Starring: Tiffany Haddish, Rose Byrne, Salma Hayek, Billy Porter, Jennifer Coolidge, Karan Soni, Ari Graynor, Jessica St. Clair, Ryan Hansen, Jimmy O. Yang, Jacob Latimore, Natasha Rothwell

Director: Miguel Arteta

Mel (Rose Byrne) and Mia (Tiffany Haddish), best friends since middle school, have built their make up company from the ground up with co-workers Barrett (Billy Porter) and Sydney (Jennifer Coolidge). While Mia is focused on coming up with new products, Mel is growing increasingly concerned with their debt and is worried their business is going under. When cosmetics mogul Claire Luna (Salma Hayek) offers to buy their company, it could prove to not only bring the downfall of their business but their friendship as well.


Like A Boss feels completely at home in January, a month reserved for films that studios have little to no faith in, are of low quality, and needed to be cleared off their books.
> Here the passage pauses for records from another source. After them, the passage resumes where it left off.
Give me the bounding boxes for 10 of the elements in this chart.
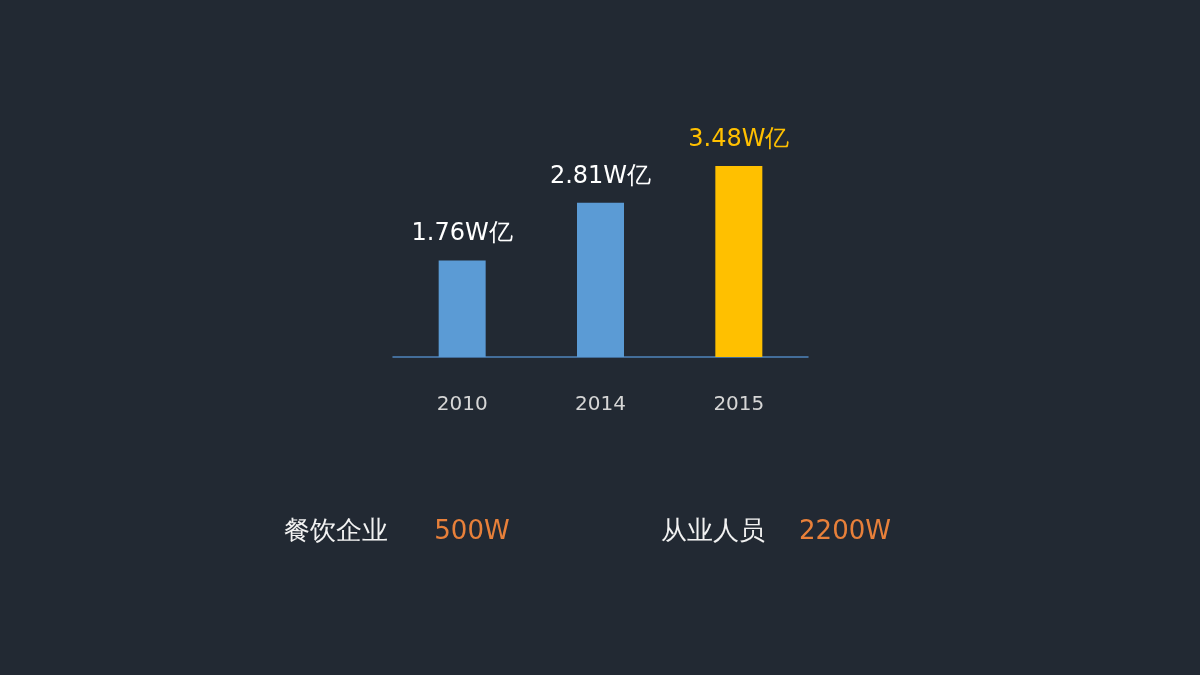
data-label: 2.81W亿	[549, 160, 652, 189]
x-tick-label: 2014	[575, 391, 626, 415]
data-label: 3.48W亿	[688, 124, 790, 152]
x-tick-label: 2015	[713, 391, 765, 415]
text: 餐饮企业	[284, 515, 388, 545]
x-tick-label: 2010	[436, 391, 488, 415]
data-label: 1.76W亿	[411, 218, 513, 247]
text: 从业人员	[661, 515, 765, 545]
text: 500W	[434, 515, 510, 545]
text: 2200W	[799, 515, 891, 545]
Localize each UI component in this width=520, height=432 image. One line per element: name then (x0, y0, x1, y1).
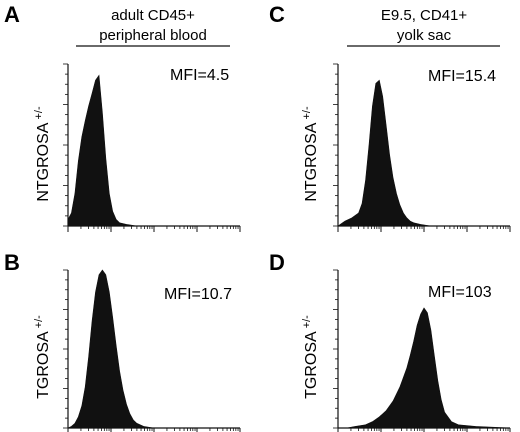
panel-d: D TGROSA+/- MFI=103 (269, 250, 511, 432)
column-title-right-line2: yolk sac (397, 27, 452, 44)
histogram-a-area (67, 74, 240, 227)
panel-a-ylabel: NTGROSA+/- (33, 106, 52, 202)
column-title-left-line1: adult CD45+ (111, 7, 195, 24)
panel-d-ylabel: TGROSA+/- (301, 315, 320, 399)
histogram-c-area (337, 79, 510, 227)
column-title-left-line2: peripheral blood (99, 27, 207, 44)
column-title-right-line1: E9.5, CD41+ (381, 7, 468, 24)
histogram-b-area (67, 269, 240, 429)
panel-b-ylabel: TGROSA+/- (33, 315, 52, 399)
panel-a: A NTGROSA+/- MFI=4.5 (4, 2, 241, 232)
panel-c-mfi-label: MFI=15.4 (428, 68, 496, 85)
histogram-d-area (338, 307, 511, 429)
panel-b-mfi-label: MFI=10.7 (164, 286, 232, 303)
histogram-d (333, 269, 511, 432)
panel-c: C NTGROSA+/- MFI=15.4 (269, 2, 511, 232)
panel-d-mfi-label: MFI=103 (428, 284, 492, 301)
panel-a-mfi-label: MFI=4.5 (170, 67, 229, 84)
panel-letter-d: D (269, 250, 285, 275)
histogram-b (63, 269, 241, 432)
panel-c-ylabel: NTGROSA+/- (301, 106, 320, 202)
panel-letter-b: B (4, 250, 20, 275)
panel-letter-c: C (269, 2, 285, 27)
panel-b: B TGROSA+/- MFI=10.7 (4, 250, 241, 432)
histogram-c (333, 63, 511, 232)
panel-letter-a: A (4, 2, 20, 27)
histogram-a (63, 63, 241, 232)
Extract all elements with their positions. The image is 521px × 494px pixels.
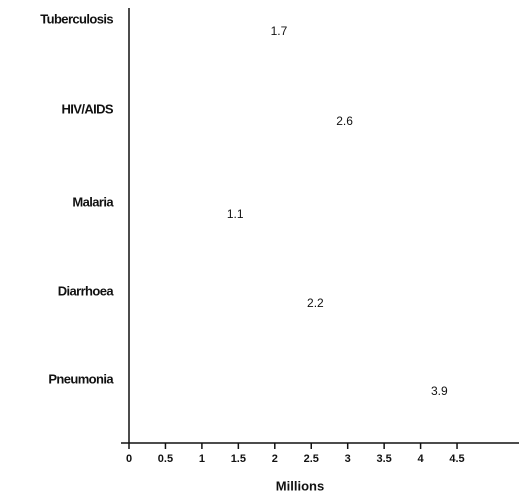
x-axis-title: Millions [276, 478, 324, 493]
value-label: 2.2 [307, 296, 324, 310]
x-tick-label: 4.5 [449, 453, 464, 465]
y-tick-label: Pneumonia [48, 371, 114, 386]
x-tick-label: 3 [345, 453, 351, 465]
x-tick-label: 3.5 [376, 453, 391, 465]
y-tick-label: Diarrhoea [58, 283, 115, 298]
value-label: 1.1 [227, 207, 244, 221]
value-label: 3.9 [431, 384, 448, 398]
x-tick-label: 1.5 [231, 453, 246, 465]
x-tick-label: 1 [199, 453, 205, 465]
x-tick-label: 2.5 [304, 453, 319, 465]
y-tick-label: HIV/AIDS [61, 101, 113, 116]
value-label: 2.6 [336, 114, 353, 128]
x-tick-label: 0 [126, 453, 132, 465]
x-tick-label: 2 [272, 453, 278, 465]
value-label: 1.7 [271, 24, 288, 38]
y-tick-label: Tuberculosis [40, 11, 113, 26]
x-tick-label: 4 [418, 453, 425, 465]
x-tick-label: 0.5 [158, 453, 173, 465]
y-tick-label: Malaria [72, 194, 114, 209]
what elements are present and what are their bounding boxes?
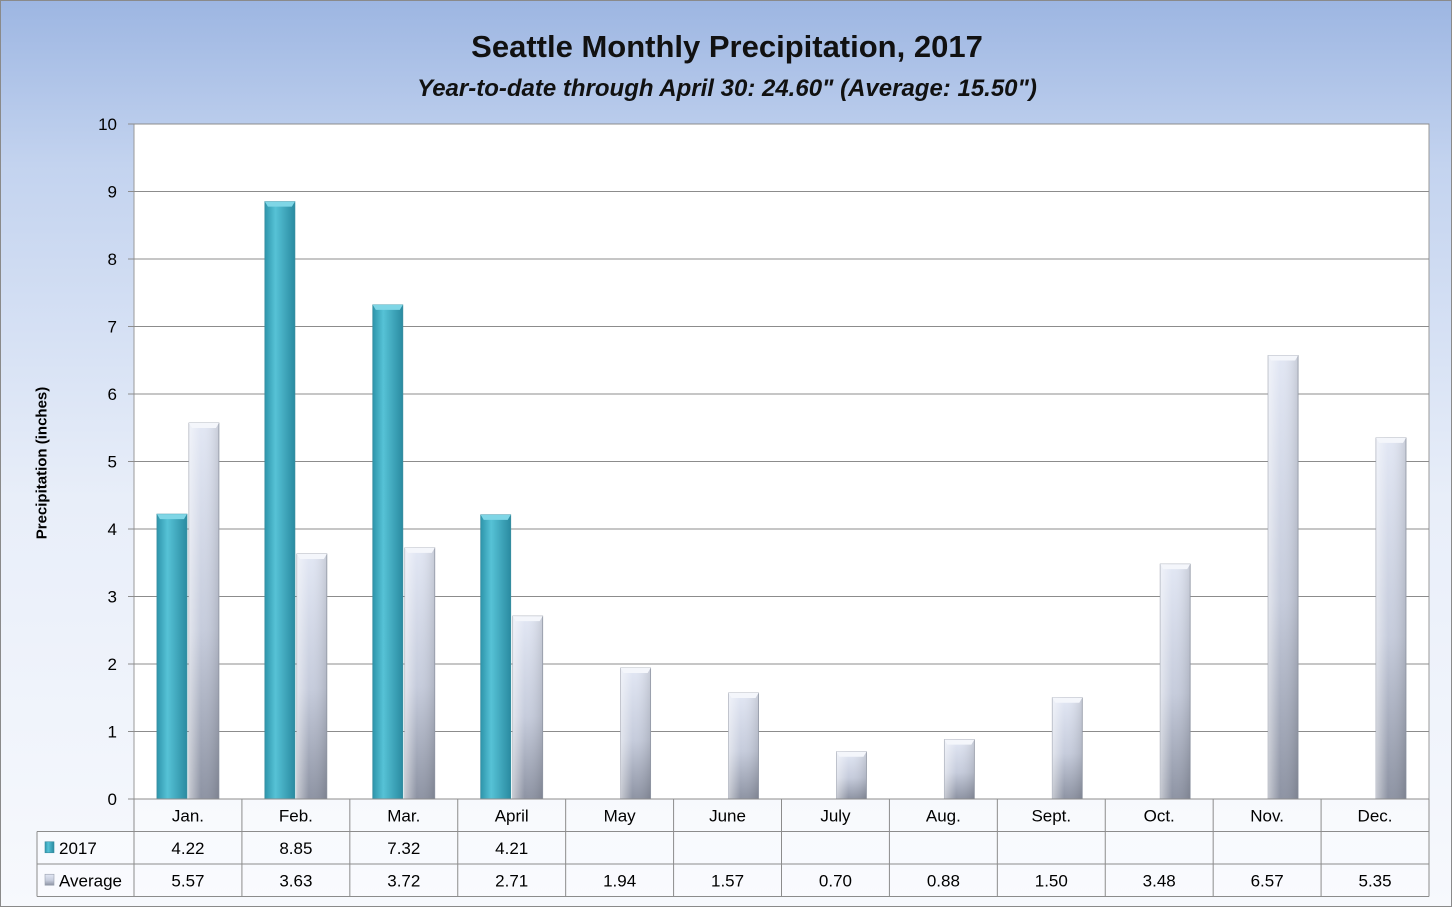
bar-average-shade [404,547,435,799]
plot-area: 0 1 2 3 4 5 6 7 8 9 10 [98,115,1430,809]
x-tick-label: June [709,806,746,825]
y-tick-label: 9 [108,183,117,202]
chart-title: Seattle Monthly Precipitation, 2017 [471,29,983,64]
bar-average-cap [620,668,651,674]
bar-average-shade [944,739,975,799]
y-tick-label: 5 [108,453,117,472]
data-label-average: 5.57 [171,871,204,890]
bar-average-shade [1052,697,1083,799]
x-tick-label: Oct. [1144,806,1175,825]
x-tick-label: Mar. [387,806,420,825]
bar-2017-body [372,304,404,800]
bar-average [296,553,328,800]
x-tick-label: Sept. [1031,806,1071,825]
y-tick-label: 4 [108,520,117,539]
data-label-average: 3.48 [1143,871,1176,890]
bar-2017 [480,514,512,800]
y-tick-label: 1 [108,723,117,742]
bar-average-shade [1376,437,1407,799]
bar-average-cap [188,423,219,429]
bar-average [404,547,436,800]
bar-average-shade [836,751,867,799]
data-label-average: 0.70 [819,871,852,890]
bar-2017 [264,201,296,800]
bar-average-shade [620,668,651,799]
bar-average-shade [728,693,759,799]
data-label-2017: 7.32 [387,839,420,858]
x-tick-label: Feb. [279,806,313,825]
bar-average-shade [188,423,219,799]
y-tick-label: 3 [108,588,117,607]
bar-average-cap [404,547,435,553]
x-tick-label: April [495,806,529,825]
bar-average [1051,697,1083,800]
bar-2017 [156,513,188,800]
chart-subtitle: Year-to-date through April 30: 24.60" (A… [417,75,1037,102]
data-label-average: 2.71 [495,871,528,890]
bar-average [1267,355,1299,800]
bar-average-cap [1160,564,1191,570]
bar-average-cap [1052,697,1083,703]
bar-average-cap [836,751,867,757]
bar-2017-body [156,513,188,800]
data-label-average: 3.72 [387,871,420,890]
bar-average [188,422,220,800]
bar-average [1375,437,1407,800]
bar-2017-cap [480,514,511,520]
bar-average-cap [1376,437,1407,443]
x-tick-label: July [820,806,851,825]
bar-average-shade [512,616,543,799]
y-tick-label: 8 [108,250,117,269]
data-label-2017: 4.21 [495,839,528,858]
data-label-average: 1.57 [711,871,744,890]
bar-2017-cap [156,514,187,520]
legend-key-average [44,873,55,886]
bar-average [620,667,652,800]
bar-average-cap [944,739,975,745]
data-label-average: 1.50 [1035,871,1068,890]
bar-average [728,692,759,800]
bar-2017-body [264,201,296,800]
y-tick-label: 10 [98,115,117,134]
legend-key-2017 [44,841,55,854]
x-tick-label: Aug. [926,806,961,825]
bar-average-cap [728,693,759,699]
bar-average-cap [296,553,327,559]
bar-average-shade [1160,564,1191,799]
y-tick-label: 2 [108,655,117,674]
y-tick-label: 7 [108,318,117,337]
data-label-average: 3.63 [279,871,312,890]
data-label-average: 1.94 [603,871,636,890]
data-label-average: 5.35 [1358,871,1391,890]
x-tick-label: May [604,806,637,825]
y-tick-label: 0 [108,790,117,809]
bar-average [1159,563,1191,800]
x-tick-label: Jan. [172,806,204,825]
bar-average-shade [1268,355,1299,799]
data-label-average: 6.57 [1251,871,1284,890]
x-tick-label: Nov. [1250,806,1284,825]
data-label-average: 0.88 [927,871,960,890]
data-table: Jan. Feb. Mar. April May June July Aug. Sept. Oct… [36,798,1430,897]
data-label-2017: 8.85 [279,839,312,858]
bar-2017 [372,304,404,800]
legend-label-2017: 2017 [59,839,97,858]
bar-average-cap [1268,355,1299,361]
bar-2017-cap [372,304,403,310]
bar-average-shade [296,553,327,799]
data-label-2017: 4.22 [171,839,204,858]
bar-2017-cap [264,201,295,207]
bar-2017-body [480,514,512,800]
bar-average-cap [512,616,543,622]
bar-average [512,615,544,800]
bar-average [943,739,975,800]
x-tick-label: Dec. [1358,806,1393,825]
legend-label-average: Average [59,871,122,890]
y-tick-label: 6 [108,385,117,404]
bar-average [836,751,867,800]
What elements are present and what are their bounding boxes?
However, the quality here is so staggeringly bad that I'm amazed this got released at all.


The script is littered with many unfunny jokes, written or improvised, that make me wonder how so many talented actresses and actors got tricked into doing the movie. The movie often goes long stretches where no jokes hit at all, causing the movie to drag. Comedies should not drag at all, and for such a mercifully short run time of only an hour and twenty three minutes, this drags often. Everything feels like a first draft joke that no one decided to fix.


The girls' friendship also crumbles way too easily. For the little backstory given to Mel and Mia, they seem to have gone through an awful lot of tough times together, so for their friendship's foundation to be broken so easily is baffling.


Tiffany Haddish, who broke onto the scene with so much force in 2017 with Girls Trip, still hasn't found a worthwhile follow up for such a promising debut. Rose Byrne, who has proven time and time again she can be downright hilarious, is downright wasted in the film. It doesn't help that her character is continually, and quite obviously, being taken advantage of by Claire Luna. Speaking of Claire Luna, Salma Hayek gets to play a very cartoonish and over the top villain. She collected a nice paycheck for this. Despite not having much to really work with, Billy Porter and Jennifer Coolidge make the most of their limited roles, inject some life into the film, and get the best jokes. You've seen Billy Porter's "Witness my tragic moment" speech in the trailer and that is the funniest moment in the movie. Jennifer Coolidge just gets to spout weird dialogue that mostly works because it brings a weird energy to the very unfunny proceedings.


The comedy bar has already been set low for the year thanks to Like A Boss. It's such a shame because everyone in this is very talented and is capable of so much more. The good news is that things can only go up from here.